NPS Vatsalya Scheme Launch Today: NPS Vatsalya is a new pension program specifically for minors. Parents and guardians can spend as little as ₹1,000 annually in their child’s future, making it affordable for families of all economic levels.
Finance Minister Nirmala Sitharaman will launch the much-awaited NPS Vatsalya Scheme on Wednesday, September 18. This project, announced in Budget 2024, seeks to financially safeguard children’s futures by encouraging guardians to invest in pension accounts on their behalf. The plan will be introduced at 3 p.m. in New Delhi, with 75 places participating virtually.
What is The NPS Vatsalya Scheme?
National Pension System (NPS) Vatsalya scheme is a full form of a new pension program specifically for minors. Parents and guardians can spend as little as ₹1,000 annually in their child’s future, making it affordable for families of all economic levels.
The scheme’s goal is to produce wealth through long-term investments that leverage compounding. As part of their enrollment in the National Pension System (NPS), children will obtain PRAN cards (Permanent Retirement Account Numbers).
Key benefits of the NPS Vatsalya Scheme
- Protection against uncertainty and long-term financial security
- Teaching financial responsibility (concept of pension planning)
- Encouragement for long-term investment
- Flexibility in future financial planning
- Benefits of compound interest with long-term investment
NPS Vatsalya Scheme Eligibility
Indian citizens can set up an NPS Vatsalya account for their children. Guardians of minors are also eligible. Once the child reaches 18, the account can be simply transformed into a conventional NPS Tier-I account.

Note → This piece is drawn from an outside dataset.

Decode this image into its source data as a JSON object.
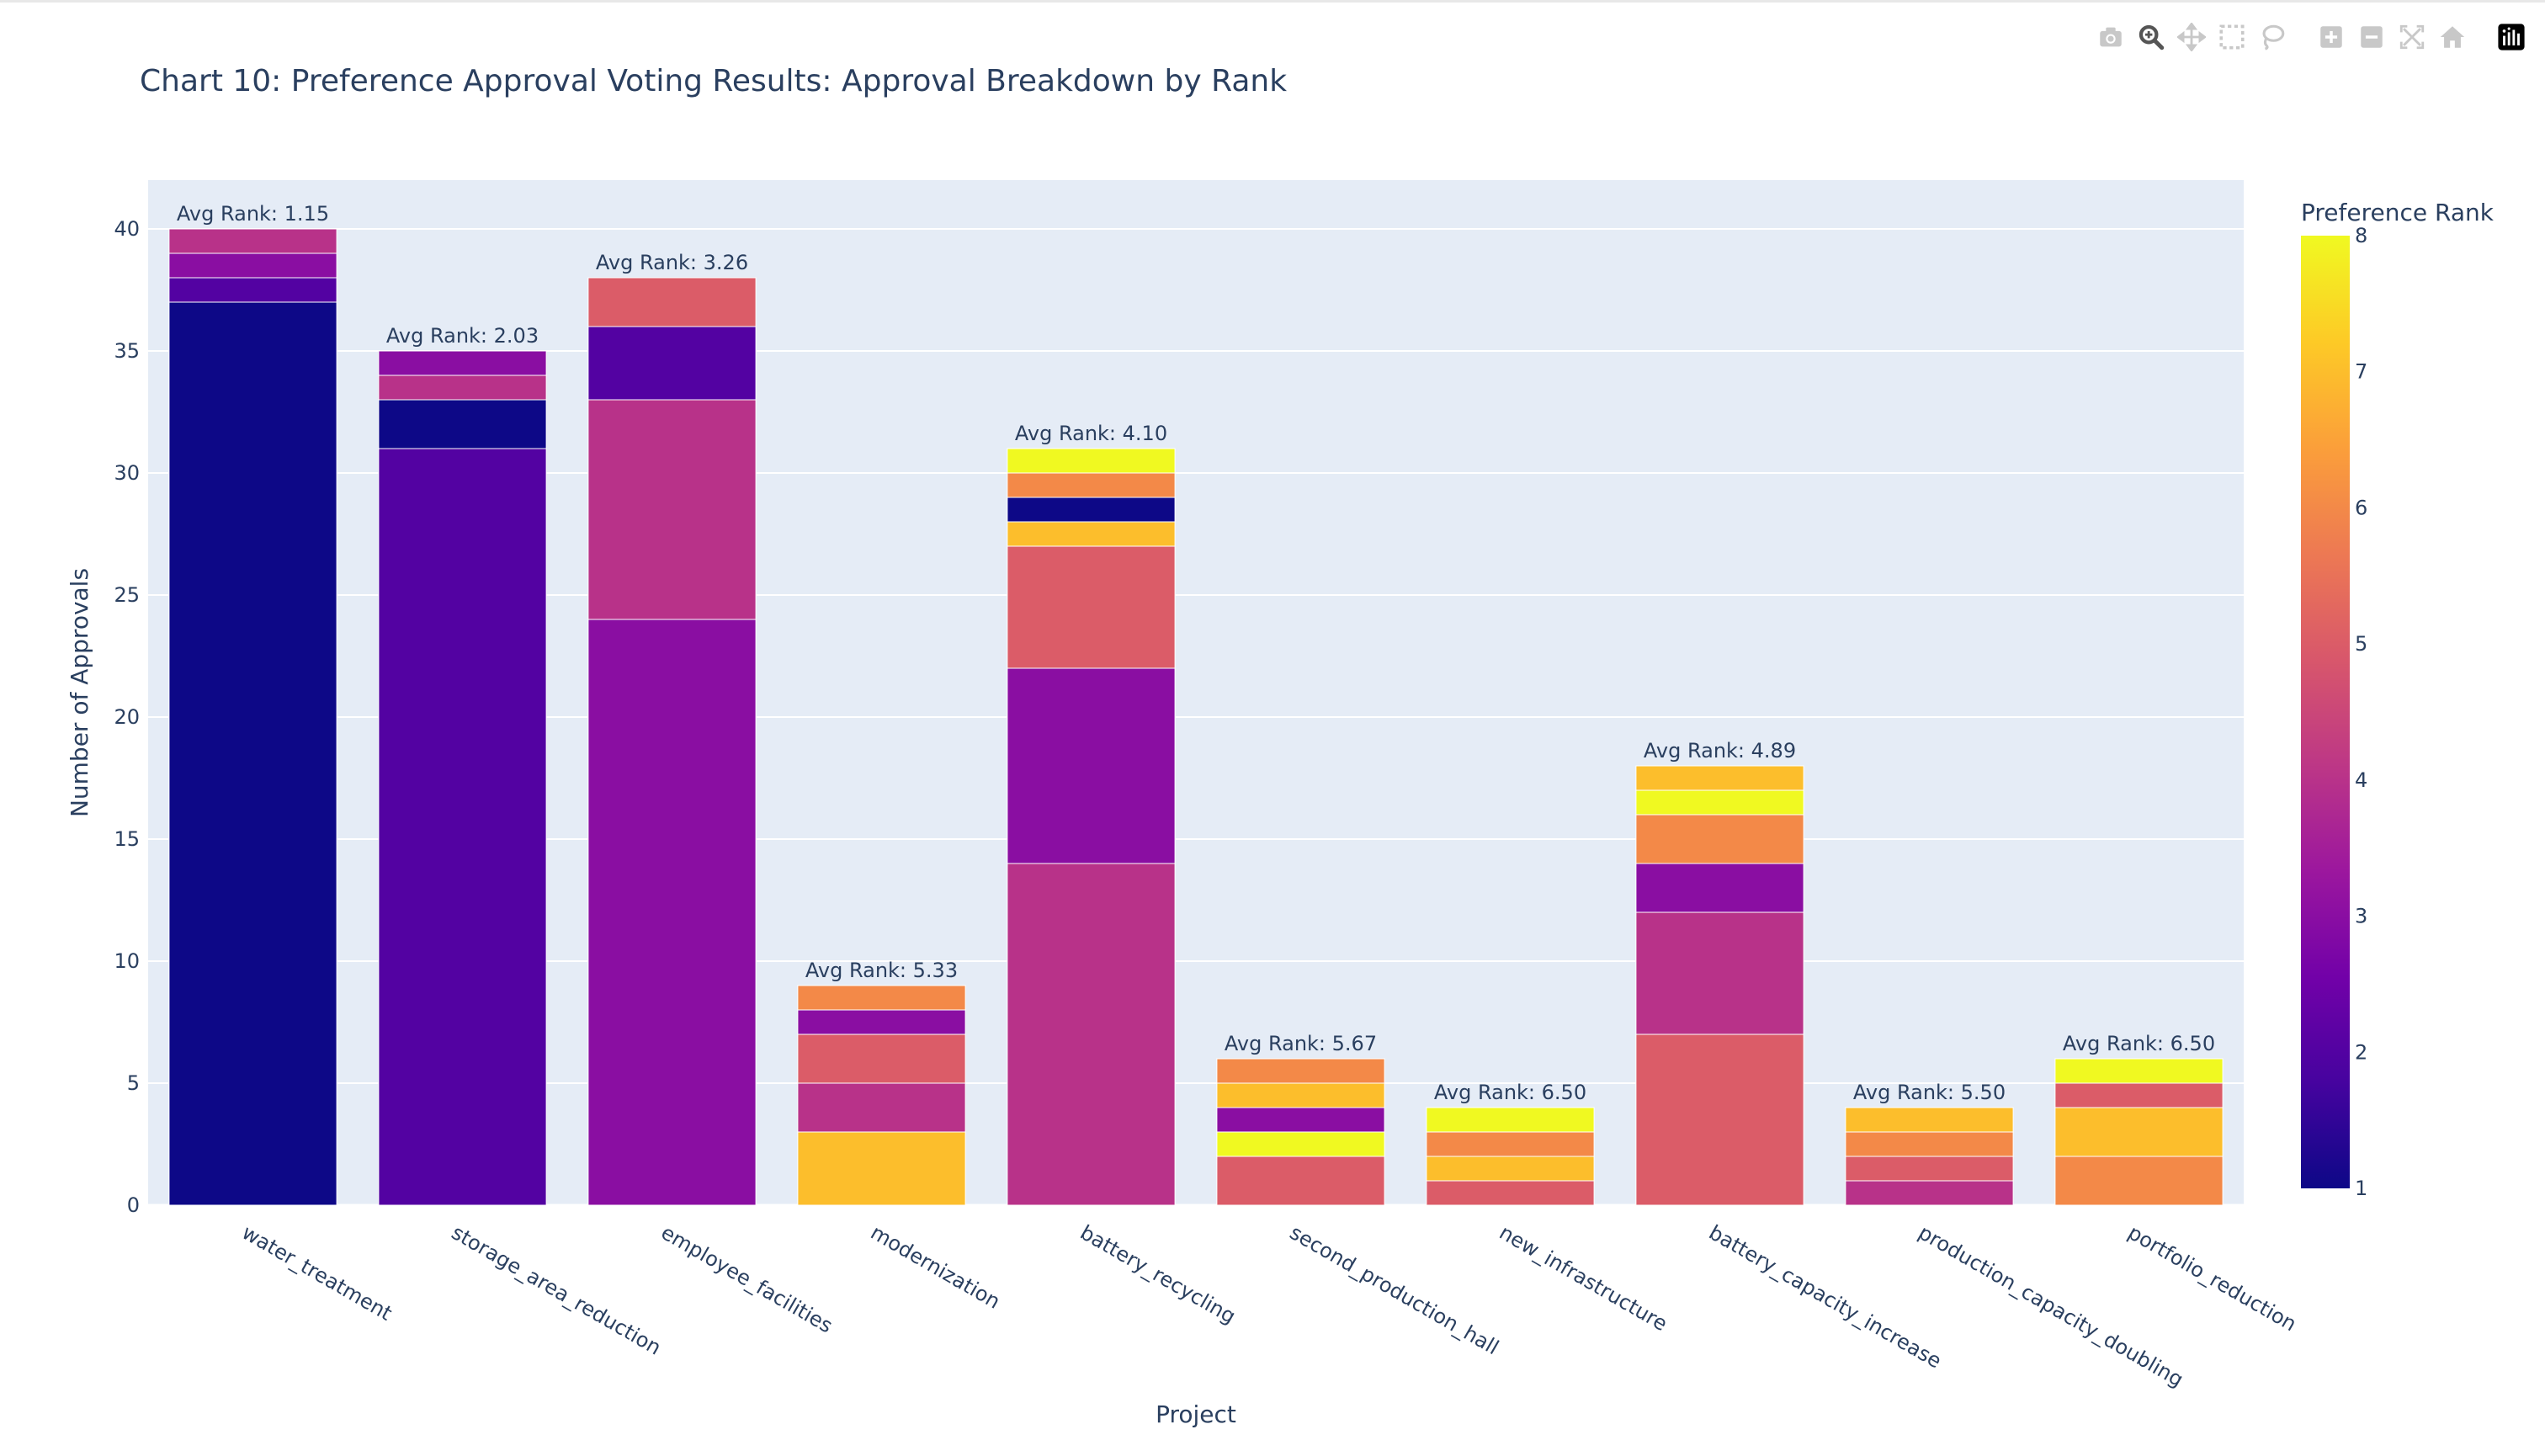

NPS vatsalya scheme features
Parents can manage their child’s account by selecting from a variety of investment options:
Default choice: Moderate Life Cycle Fund (LC-50) with 50% equity exposure.
Auto Choice: Select between Aggressive (LC-75) to Conservative (LC-25).
Active Choice: Guardians can tailor fund allocation, with up to 75% equity exposure and a variety of corporate debt, government securities, and alternative assets.
Contributions start at ₹1,000 per year and are unlimited.
Death and succession rules of the NPS Vatsalya Scheme
In the event of a subscriber’s death, the full corpus is returned to the guardian, who is the registered nominee.
If the guardian passes away, another guardian can be appointed using a new KYC. If both parents die, a legal guardian can continue to contribute or wait until the kid reaches the age of 18 before making any further investments.
After turning 18
When the child reaches adulthood, the NPS Vatsalya account becomes a conventional NPS Tier-I account. Key possibilities include:
Continuing the account: Subscribers can continue investing after 18 years with a new KYC within three months.
Exiting NPS: Subscribers can exit by reinvesting 80% of their funds in an annuity plan and taking 20% as a lump amount.
If the total corpus is less than ₹2.5 lakh, you can withdraw the entire amount.